The stickiness of the situation surrounds me, beginning to suffocate.

“Screw good,” Fawn blurts. “Think of all the bad you could do!”

“What?” I look at her.

“Bad. Think about all the bad. Dumping oil in the ocean for funsies. Razing sweet little towns like this one to build smog-filled industry. Mass-producing straws to specifically end turtles and then putting the weight of that destruction on the common man as a distraction from all the oil dumping and smog filling that they have nothing to do with, which are doing far worse things than any of the straws, which wouldn’t even end up in the turtles without your corporation’s assistance.

” She smiles into her tea. “Embrace your villain era.”

I don’t…

Who invited her?

“Ooh, a villain era,” Lynn muses, round face more eager than it should be. “That sounds like fun.”

“Are your hearing aids not turned up?” I ask, forgetting myself, because Fawn is here, and Fawn is the bridge between me and myself, and—genuinely—who invited her?

Lynn barks a laugh instead of giving me a look. The other women join in the laughter, and Leeann nudges me with her elbow. “That’s the spirit, Mira. Villains have the best snark.”

I deflate. “I don’t want to be a villain.

I don’t want to be in papers, or articles, or videos taken from across streets.

I don’t really like the idea of strangers following my life and making assumptions about it that are wrong because I have socially-accepted stalkers hanging around.

It’s a huge decision about where I want my life to go.

And I…” My body warms. “…I don’t even know if I like Damion enough to want him if he were a normal guy.

I don’t know what that feels like. And I’m scared that if I let myself like him, that’ll be the start of his feelings thinning out and him realizing I’m not all that great, actually, and then what?

Then I’ll have all these horrible articles about me strewn all over the internet, a broken heart, and no job. I lose everything.”

Absolutely everything.

Stillness consumes the room, and I dare to look up once it settles too heavily in my chest.

Beth starts, softly, “Loving someone is always a risk. Loving someone powerful enough to ruin everything is dangerous. This is a big decision, Mira.

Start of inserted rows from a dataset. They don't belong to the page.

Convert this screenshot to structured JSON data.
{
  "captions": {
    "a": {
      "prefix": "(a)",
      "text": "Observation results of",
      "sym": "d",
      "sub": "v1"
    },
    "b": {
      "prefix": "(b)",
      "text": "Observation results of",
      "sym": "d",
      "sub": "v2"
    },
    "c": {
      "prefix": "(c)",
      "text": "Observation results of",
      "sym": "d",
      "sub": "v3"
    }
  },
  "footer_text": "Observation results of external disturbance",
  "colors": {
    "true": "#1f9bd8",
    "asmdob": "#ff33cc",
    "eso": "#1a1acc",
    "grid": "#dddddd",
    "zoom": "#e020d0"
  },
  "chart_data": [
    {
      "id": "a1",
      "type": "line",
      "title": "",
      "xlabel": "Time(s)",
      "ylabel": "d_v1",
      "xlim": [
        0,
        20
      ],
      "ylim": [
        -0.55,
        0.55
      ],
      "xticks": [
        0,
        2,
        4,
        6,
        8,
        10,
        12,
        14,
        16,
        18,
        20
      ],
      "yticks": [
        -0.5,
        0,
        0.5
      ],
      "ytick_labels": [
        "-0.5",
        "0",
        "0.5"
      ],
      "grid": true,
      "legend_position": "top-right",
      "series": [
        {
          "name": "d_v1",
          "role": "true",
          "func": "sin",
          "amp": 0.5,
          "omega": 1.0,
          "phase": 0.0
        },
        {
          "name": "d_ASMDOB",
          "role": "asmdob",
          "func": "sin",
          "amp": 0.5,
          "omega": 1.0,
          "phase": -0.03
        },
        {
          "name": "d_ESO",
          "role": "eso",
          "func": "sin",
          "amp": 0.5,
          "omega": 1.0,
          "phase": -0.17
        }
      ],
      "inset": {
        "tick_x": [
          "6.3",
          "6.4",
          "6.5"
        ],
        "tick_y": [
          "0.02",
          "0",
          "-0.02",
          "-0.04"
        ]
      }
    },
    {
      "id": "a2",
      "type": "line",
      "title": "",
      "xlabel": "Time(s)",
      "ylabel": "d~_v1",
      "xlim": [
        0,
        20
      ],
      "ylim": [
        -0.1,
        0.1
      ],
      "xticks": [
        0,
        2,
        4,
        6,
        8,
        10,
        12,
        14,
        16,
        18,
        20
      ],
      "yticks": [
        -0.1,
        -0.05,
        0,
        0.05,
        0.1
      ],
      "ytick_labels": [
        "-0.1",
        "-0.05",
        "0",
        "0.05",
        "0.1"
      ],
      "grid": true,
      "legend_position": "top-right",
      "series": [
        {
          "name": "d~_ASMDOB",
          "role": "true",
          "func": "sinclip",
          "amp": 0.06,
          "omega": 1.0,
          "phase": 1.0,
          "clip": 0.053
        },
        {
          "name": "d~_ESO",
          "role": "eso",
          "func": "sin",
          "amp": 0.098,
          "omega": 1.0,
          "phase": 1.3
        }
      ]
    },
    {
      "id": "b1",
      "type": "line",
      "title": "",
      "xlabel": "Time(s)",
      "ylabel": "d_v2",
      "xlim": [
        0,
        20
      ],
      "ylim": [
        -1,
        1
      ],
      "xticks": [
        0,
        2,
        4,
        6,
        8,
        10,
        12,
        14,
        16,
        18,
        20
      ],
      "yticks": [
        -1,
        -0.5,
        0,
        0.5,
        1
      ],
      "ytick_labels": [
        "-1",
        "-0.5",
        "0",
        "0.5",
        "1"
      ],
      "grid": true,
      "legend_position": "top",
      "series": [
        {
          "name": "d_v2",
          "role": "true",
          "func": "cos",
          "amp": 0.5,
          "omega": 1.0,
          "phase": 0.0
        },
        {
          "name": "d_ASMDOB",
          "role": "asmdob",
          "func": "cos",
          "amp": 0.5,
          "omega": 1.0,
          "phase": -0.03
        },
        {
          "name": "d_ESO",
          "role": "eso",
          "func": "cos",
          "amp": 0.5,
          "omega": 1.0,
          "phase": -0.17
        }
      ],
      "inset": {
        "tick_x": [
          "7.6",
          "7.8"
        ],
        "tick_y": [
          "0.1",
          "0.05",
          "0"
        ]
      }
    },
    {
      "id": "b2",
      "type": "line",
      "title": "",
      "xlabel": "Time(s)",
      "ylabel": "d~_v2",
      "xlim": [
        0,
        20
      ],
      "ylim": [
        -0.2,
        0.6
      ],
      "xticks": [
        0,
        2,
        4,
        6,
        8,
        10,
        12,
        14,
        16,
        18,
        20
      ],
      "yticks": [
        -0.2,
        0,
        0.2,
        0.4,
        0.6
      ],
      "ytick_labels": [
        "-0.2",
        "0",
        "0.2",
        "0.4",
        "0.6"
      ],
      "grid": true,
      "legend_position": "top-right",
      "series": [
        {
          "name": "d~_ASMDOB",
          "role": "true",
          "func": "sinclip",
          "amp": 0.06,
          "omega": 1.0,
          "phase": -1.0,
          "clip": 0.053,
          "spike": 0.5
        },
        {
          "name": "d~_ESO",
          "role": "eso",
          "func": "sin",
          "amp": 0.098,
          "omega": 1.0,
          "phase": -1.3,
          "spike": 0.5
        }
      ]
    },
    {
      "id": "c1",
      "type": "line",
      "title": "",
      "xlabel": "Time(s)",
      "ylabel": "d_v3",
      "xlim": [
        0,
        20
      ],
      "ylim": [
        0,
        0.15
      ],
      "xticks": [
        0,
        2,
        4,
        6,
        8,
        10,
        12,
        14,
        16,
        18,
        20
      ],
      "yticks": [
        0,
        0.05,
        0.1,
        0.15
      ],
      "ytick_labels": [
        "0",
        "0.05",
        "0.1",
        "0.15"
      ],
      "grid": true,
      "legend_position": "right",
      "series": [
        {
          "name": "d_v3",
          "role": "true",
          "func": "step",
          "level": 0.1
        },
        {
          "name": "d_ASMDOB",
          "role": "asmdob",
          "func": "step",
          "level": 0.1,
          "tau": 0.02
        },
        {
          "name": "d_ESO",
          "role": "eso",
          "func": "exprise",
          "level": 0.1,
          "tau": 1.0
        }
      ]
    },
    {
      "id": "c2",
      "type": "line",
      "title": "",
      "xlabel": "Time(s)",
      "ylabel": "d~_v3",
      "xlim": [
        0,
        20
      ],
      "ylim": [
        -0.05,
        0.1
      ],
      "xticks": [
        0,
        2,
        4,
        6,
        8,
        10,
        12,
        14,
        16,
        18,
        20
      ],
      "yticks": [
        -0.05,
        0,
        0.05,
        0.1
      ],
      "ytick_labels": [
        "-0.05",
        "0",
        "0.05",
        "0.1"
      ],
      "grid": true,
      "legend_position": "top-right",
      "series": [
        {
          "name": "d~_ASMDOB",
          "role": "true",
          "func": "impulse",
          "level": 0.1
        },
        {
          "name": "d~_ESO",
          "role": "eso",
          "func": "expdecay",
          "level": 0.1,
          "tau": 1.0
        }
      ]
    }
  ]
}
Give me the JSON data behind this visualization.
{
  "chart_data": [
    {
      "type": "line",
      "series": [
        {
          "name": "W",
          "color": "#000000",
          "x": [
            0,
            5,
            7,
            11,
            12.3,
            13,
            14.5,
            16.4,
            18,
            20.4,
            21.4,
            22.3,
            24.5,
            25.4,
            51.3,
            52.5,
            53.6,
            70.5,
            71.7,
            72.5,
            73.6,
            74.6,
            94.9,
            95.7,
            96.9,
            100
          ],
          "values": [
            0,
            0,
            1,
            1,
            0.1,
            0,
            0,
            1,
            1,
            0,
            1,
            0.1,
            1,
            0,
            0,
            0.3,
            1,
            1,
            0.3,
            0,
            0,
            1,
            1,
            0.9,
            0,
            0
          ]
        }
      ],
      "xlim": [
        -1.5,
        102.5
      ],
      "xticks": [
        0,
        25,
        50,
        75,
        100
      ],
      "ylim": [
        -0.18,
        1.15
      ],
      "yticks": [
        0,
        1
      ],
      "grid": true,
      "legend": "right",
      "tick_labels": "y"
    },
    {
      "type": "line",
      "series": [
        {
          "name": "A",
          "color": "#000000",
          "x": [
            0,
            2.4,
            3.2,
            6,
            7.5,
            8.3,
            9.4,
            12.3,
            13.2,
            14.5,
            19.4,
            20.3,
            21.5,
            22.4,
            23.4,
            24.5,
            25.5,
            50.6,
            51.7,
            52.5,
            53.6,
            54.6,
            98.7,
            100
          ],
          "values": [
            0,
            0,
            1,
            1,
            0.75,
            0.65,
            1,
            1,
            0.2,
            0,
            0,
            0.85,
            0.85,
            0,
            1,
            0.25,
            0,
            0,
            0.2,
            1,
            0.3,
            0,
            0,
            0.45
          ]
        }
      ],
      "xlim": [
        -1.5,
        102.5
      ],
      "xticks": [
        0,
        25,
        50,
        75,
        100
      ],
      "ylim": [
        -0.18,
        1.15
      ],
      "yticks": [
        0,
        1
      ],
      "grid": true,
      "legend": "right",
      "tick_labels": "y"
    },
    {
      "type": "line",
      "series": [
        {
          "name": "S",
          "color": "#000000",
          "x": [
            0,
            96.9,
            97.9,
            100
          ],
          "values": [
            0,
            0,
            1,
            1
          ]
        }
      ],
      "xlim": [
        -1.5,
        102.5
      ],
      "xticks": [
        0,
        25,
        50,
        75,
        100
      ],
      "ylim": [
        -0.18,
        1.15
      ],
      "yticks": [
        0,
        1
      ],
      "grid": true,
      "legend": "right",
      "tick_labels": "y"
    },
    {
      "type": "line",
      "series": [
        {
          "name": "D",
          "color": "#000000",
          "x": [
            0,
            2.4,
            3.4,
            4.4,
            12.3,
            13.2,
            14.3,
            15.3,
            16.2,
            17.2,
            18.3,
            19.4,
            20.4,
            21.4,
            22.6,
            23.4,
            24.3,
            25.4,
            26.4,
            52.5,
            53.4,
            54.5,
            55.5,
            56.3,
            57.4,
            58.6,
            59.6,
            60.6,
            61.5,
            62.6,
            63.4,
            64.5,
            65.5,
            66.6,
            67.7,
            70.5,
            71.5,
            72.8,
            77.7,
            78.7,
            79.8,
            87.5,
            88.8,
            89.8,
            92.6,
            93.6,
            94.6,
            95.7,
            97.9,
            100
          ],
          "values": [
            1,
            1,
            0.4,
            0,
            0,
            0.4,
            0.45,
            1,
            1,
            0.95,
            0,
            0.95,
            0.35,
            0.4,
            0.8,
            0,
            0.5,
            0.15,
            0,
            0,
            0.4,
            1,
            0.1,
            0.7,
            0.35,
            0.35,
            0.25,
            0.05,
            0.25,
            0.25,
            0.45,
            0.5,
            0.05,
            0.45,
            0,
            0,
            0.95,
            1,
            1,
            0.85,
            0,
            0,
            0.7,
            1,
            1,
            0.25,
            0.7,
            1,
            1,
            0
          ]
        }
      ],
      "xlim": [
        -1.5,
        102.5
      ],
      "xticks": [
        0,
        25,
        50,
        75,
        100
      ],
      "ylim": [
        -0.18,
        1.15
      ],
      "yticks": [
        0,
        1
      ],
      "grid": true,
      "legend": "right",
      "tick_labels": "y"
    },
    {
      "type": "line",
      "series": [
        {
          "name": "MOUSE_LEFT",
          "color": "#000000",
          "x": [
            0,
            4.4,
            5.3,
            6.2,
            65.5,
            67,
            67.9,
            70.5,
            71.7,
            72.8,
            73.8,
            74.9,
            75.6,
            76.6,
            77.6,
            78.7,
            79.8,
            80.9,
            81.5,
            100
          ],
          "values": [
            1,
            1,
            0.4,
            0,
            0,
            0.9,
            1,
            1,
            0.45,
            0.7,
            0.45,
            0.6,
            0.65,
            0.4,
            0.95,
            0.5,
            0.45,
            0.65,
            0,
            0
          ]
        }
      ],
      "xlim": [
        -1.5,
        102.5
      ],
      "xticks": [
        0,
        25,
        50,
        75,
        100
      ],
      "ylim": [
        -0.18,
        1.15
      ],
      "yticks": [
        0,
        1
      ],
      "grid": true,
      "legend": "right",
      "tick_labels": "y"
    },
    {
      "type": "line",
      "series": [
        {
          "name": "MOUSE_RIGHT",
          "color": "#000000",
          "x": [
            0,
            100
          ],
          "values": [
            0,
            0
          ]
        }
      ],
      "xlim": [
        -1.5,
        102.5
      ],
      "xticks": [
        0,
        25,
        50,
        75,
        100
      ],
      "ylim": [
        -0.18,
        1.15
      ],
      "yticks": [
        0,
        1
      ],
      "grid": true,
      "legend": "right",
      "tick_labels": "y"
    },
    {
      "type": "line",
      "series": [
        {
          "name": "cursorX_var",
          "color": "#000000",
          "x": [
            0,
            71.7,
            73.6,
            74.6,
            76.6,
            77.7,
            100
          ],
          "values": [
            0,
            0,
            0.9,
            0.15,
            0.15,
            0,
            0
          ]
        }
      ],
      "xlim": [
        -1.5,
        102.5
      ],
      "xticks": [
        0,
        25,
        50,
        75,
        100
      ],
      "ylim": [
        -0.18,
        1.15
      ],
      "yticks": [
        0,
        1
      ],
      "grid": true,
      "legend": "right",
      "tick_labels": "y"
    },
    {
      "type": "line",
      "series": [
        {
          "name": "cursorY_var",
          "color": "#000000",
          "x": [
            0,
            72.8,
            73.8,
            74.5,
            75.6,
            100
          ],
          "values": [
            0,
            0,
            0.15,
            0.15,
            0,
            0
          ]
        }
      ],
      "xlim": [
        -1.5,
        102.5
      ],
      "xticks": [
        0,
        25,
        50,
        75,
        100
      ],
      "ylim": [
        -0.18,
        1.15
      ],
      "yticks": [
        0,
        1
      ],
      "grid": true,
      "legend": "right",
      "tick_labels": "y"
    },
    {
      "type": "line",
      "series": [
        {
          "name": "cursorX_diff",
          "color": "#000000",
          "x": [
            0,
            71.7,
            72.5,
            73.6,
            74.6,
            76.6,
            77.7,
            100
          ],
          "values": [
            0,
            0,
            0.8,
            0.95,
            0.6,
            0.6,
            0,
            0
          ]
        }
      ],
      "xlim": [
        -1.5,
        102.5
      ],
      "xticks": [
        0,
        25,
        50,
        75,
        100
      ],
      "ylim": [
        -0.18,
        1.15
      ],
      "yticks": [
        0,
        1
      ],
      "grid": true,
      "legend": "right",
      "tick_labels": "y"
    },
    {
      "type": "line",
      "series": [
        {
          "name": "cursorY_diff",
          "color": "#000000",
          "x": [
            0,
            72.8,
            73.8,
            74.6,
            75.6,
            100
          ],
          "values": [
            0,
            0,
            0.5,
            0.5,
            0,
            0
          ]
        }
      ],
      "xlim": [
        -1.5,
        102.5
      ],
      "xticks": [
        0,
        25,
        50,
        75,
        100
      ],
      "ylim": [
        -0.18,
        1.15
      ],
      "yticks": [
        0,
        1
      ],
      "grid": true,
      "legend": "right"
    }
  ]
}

You’re a smart girl for recognizing that.

But you have people who are by you, who will catch you if you fall, who will take care of you, and who will believe you.

Can you trust us enough to let yourself entertain a little danger and risk on the chance it might become something beautiful? ”

The lump forming in my throat threatens to choke me.

Lynn says, “You know I always have a vacant room or two hanging around, and I’ve been blessed to be in a position where I can say that you and Fawn will be welcome, rent-free, until you get back on your feet, if you need it.

You two have been my best-ever renters, so that isn’t even charity—it’s an investment in the quality of interacting with you. ”

Tears prick my eyes.

Leeann’s hand settles on my knee. “If there weren’t any scary things, or any negative things. If he were just a guy…would you take the chance on figuring out whether or not you like him?”

My mind flashes through pictures and moments, consuming itself with the drug of him.

Life is full of risks and dangers.

People are scary, so I’ve spent much of my time protecting myself against the risks associated with them. It took me years of being around and living with Fawn before I realized she liked me better than the person I showed to most people.

It takes years to form the kind of foundation I want with the man I choose to marry.

And, yet, for all my searching and all my brief bouts of dating, I’ve never let myself get close enough to anyone to so much as kiss them.

Terrified, I say, “Should…I see if…maybe he wants to go out with me to a restaurant…sometime this week?”

Leeann smiles and taps my knee. “I think that would be a wonderful idea.”

Shakily, I smile back.

As though my heart isn’t, yet again, attempting to vacate my chest.